Jan combines this beautiful braiding with exquisite glass beads she makes herself, and the combination looks like jewelry for the soul. You cannot look or touch any of the pieces without feeling Jan's smile and the gift that comes within it. She also teaches Kumihimo, with a Level I class coming, Nov. 21st and a Level II class, Nov. 22nd. at Gig Harbor Beads. Their phone number for more information is (253) 858-6750. You can see the little foam form that replaces the traditional Marudai for holding in the hands and working. I'm really looking forward to my lesson this winter!

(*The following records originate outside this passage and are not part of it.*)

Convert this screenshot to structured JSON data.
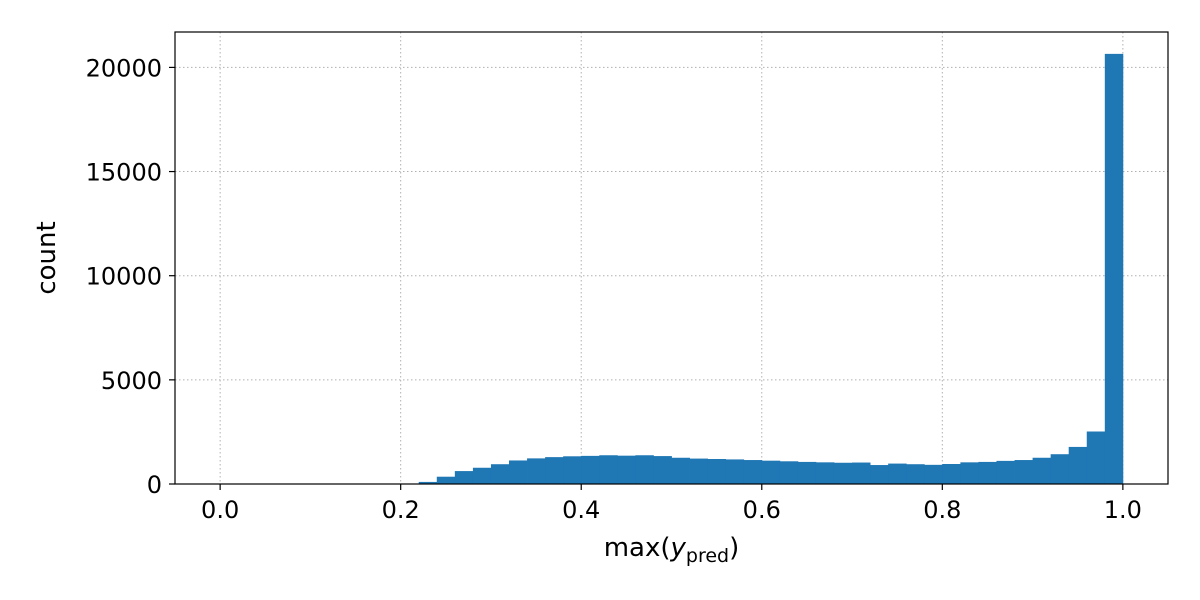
{
  "chart_data": {
    "type": "bar",
    "subtype": "histogram",
    "xlabel": "max(y_pred)",
    "xlabel_base": "max(",
    "xlabel_var": "y",
    "xlabel_sub": "pred",
    "xlabel_close": ")",
    "ylabel": "count",
    "xlim": [
      -0.05,
      1.05
    ],
    "ylim": [
      0,
      21700
    ],
    "xticks": [
      0.0,
      0.2,
      0.4,
      0.6,
      0.8,
      1.0
    ],
    "xtick_labels": [
      "0.0",
      "0.2",
      "0.4",
      "0.6",
      "0.8",
      "1.0"
    ],
    "yticks": [
      0,
      5000,
      10000,
      15000,
      20000
    ],
    "ytick_labels": [
      "0",
      "5000",
      "10000",
      "15000",
      "20000"
    ],
    "grid": true,
    "grid_style": "dotted",
    "bar_color": "#1f77b4",
    "bin_edges": [
      0.0,
      0.02,
      0.04,
      0.06,
      0.08,
      0.1,
      0.12,
      0.14,
      0.16,
      0.18,
      0.2,
      0.22,
      0.24,
      0.26,
      0.28,
      0.3,
      0.32,
      0.34,
      0.36,
      0.38,
      0.4,
      0.42,
      0.44,
      0.46,
      0.48,
      0.5,
      0.52,
      0.54,
      0.56,
      0.58,
      0.6,
      0.62,
      0.64,
      0.66,
      0.68,
      0.7,
      0.72,
      0.74,
      0.76,
      0.78,
      0.8,
      0.82,
      0.84,
      0.86,
      0.88,
      0.9,
      0.92,
      0.94,
      0.96,
      0.98,
      1.0
    ],
    "values": [
      0,
      0,
      0,
      0,
      0,
      0,
      0,
      0,
      0,
      0,
      0,
      100,
      350,
      620,
      780,
      950,
      1130,
      1230,
      1290,
      1330,
      1350,
      1380,
      1360,
      1380,
      1340,
      1260,
      1220,
      1200,
      1180,
      1150,
      1120,
      1090,
      1060,
      1040,
      1020,
      1030,
      910,
      980,
      950,
      920,
      960,
      1040,
      1060,
      1110,
      1150,
      1260,
      1430,
      1780,
      2520,
      20650
    ]
  }
}
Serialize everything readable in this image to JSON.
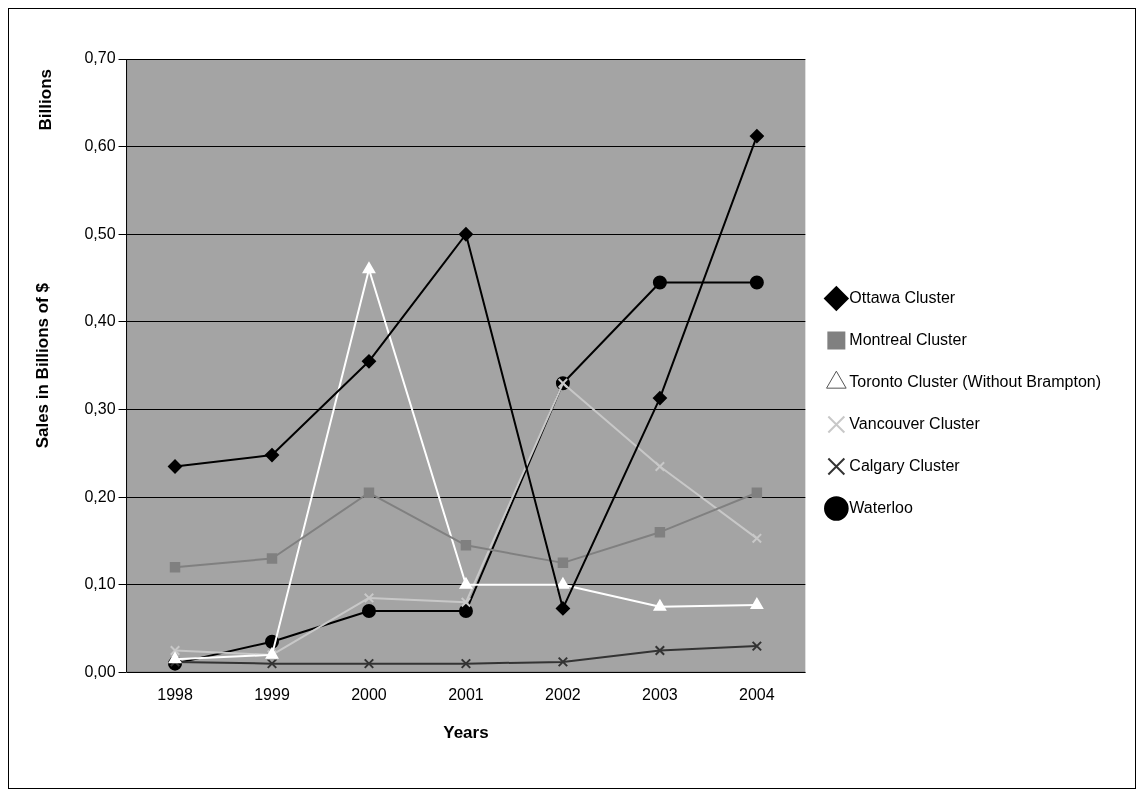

I asked Jan how her process and art have changed with age and experience. It's a question I ask of my community as I ponder it for myself. With life's serendipity, her answer, our conversation, and a poetry prompt I had received in the morning, all began to weave. So I shall leave you with a recommendation to visit so that you can see more from one of the amazing artists we have here, living between the Two Waters of Carr and Case Inlets. I leave you with a poem from the prompt, "growth," and the magic of a morning spent with neighbour, colleague, and friend...thanks Jan!

Growing Passion

She had a passion to begin,
details sometimes lost in the rush
to start again another flame.
So it is, when fire is young,
sparks fly and burn, too quickly done.

Now she knows her passion runs,
years grow into life poured
through emotion, her art
into details and justice,
nailing intricate finishing touches.


Stephanie Frieze said...

Thank you so much for taking me on a visit to Jan's studio and teaching me about arts I knew nothing of. This post is perfect for the "Neighborhood" and a real work of art itself. Thank you, Lorraine!

Lorraine Hart said...

Thank you Stephanie. I hope to introduce you to many of the talented artists in this community between the two waters.

Kim Thompson said...

Her work is INCREDIBLE! I'd love to buy one!

Gigi said...

Need to add this to my 'have to learn to do' list.
Thanks for a great introduction to Jan Buday's talent!

Lorraine Hart said...

Hey Gigi...maybe we can take a class together sometime this winter?!